Alors qu’on célèbre sans conviction les cinquante ans de Mai 68, on finirait presque par oublier que ce qui fit toute la spécificité des « événements », c’était l’autorisation à rêver. L’idée que le capitalisme, intrinsèquement pervers, n’en avait plus que pour quelques années, l’idée que le temps de l’exploitation de l’homme par l’homme était compté, l’idée que la sexualité allait elle aussi changer de base, l’idée que l’amour lui-même pouvait être réinventé, selon le mot de Rimbaud. « Les Années de rêve », tel était d’ailleurs le titre du premier tome de Génération, la saga d’Hervé Hamon et Patrick Rotman parue à la fin des années quatre-vingt, qui figera pour plusieurs décennies l’auto-héroïsation soixante-huitarde, pour le meilleur et pour le pire, les générations suivantes vivant très mal cette captation mythologique, les condamnant à ne vivre un retour de la révolte que sur un mode dégradé. Se battre pour la préservation d’un régime de retraite ou la sauvegarde d’un service public n’aura, il est vrai, jamais la même aura poétique que se battre pour ne plus jamais travailler – rien à faire à cela. Ajouté au spectaculaire ralliement à l’ordre établi de beaucoup d’ex-leaders du mouvement étudiant, de « Dany le Rouge » à Alain Geismar, sans parler des griefs éternels de la droite, le ressentiment à l’égard de 68 ne pouvait que recuire au fil des ans. 

Aujourd’hui, l’idée même d’injonction à « rêver » prête à sourire, et de fait seuls quelques naïfs s’autorisent encore à l’exprimer publiquement. Ce n’est pas d’utopies que veulent les nouveaux révoltés, ce n’est pas d’horizons lointains qu’ils ont soif, mais de victoires concrètes, ici et maintenant. Est-ce le signe d’un tarissement de l’imaginaire politique ou, au contraire, d’une exigence supérieure, après tant de défaites subies, de revers symboliques et de mirages évanouis ? Toujours est-il qu’après l’échec du « socialisme réel », dont l’onde de choc n’en finit pas de se faire sentir depuis la fin du siècle dernier, les seules utopies que la plupart s’autorisent à nouveau relèvent de l’économie sociale et solidaire, des petites communautés autogérées de type zadiste, ou encore des révolutions citoyennes – autant dire de la prose du monde utopique. Pourtant, ne devrait-on pas considérer que la spécificité de nos sociétés contemporaines est d’avoir prouvé, à leur façon, que les utopies n’étaient pas par nature irréalisables – qu’il s’agisse de pratiquer une sexualité déconnectée de la reproduction, ou d’investir Les États et Empires de la Lune, selon l’expression de Cyrano de Bergerac, qui en fit un des premiers romans philosophiques de science-fiction de l’histoire littéraire ? 
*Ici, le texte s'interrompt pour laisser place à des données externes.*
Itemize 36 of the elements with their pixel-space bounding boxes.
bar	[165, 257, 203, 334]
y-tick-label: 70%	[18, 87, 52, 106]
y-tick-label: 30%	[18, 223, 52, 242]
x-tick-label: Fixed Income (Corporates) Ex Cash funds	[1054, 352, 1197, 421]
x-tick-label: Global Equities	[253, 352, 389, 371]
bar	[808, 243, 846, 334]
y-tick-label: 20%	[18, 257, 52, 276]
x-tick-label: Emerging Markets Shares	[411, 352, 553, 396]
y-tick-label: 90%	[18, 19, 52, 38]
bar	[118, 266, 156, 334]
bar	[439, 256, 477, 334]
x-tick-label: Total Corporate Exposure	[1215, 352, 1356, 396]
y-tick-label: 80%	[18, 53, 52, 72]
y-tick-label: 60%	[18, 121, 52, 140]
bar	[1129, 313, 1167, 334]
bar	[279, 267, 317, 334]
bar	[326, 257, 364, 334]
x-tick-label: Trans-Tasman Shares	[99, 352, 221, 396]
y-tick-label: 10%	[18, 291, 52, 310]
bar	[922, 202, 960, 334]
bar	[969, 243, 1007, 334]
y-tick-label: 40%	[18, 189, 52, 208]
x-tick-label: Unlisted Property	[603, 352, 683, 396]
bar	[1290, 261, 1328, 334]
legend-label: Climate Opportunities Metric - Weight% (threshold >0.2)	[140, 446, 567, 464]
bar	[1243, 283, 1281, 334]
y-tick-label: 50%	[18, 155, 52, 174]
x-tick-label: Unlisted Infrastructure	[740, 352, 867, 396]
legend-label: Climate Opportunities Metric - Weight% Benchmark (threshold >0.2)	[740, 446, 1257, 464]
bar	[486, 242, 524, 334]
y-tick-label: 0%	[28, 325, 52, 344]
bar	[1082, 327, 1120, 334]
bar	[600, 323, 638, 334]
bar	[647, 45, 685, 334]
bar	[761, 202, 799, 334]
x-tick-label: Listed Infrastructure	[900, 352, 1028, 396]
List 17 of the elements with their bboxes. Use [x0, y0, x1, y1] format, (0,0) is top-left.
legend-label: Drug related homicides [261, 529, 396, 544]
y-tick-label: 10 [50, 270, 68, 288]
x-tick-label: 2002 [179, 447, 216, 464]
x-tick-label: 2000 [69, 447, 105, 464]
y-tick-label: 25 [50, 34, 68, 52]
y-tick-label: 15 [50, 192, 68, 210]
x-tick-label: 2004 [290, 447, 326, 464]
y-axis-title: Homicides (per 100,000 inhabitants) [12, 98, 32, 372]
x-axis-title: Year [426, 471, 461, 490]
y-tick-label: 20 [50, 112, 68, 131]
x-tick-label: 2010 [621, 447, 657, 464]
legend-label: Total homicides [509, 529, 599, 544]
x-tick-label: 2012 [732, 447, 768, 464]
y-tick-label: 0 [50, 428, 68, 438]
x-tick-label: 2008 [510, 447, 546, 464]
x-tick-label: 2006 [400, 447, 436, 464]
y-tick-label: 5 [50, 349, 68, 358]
Pour succéder au concept d’« utopie », emplacement sans lieu réel, Michel Foucault avait ainsi forgé dans une conférence demeurée longtemps méconnue le concept d’« hétérotopie » (« Des espaces autres », 1967). Par ce mot, il désignait des lieux non pas hors de portée ou intrinsèquement inexistants, mais simplement autres, histoire de marquer que ceux-ci n’étaient pas hors de portée de l’action des hommes et avaient une possibilité véritable de passage à l’existence. Des idéaux encastrés dans le réel, cohabitant avec lui, en interaction constante avec l’action, et sans doute plus adaptés à un monde pour l’heure désillusionné, qui a durablement installé l’idée que les rêveurs étaient des impotents et des imbéciles. Quant à l’idée que le temps pourrait sortir de ses gonds, ce ne sera pas une mince affaire d’en installer à nouveau la simple possibilité.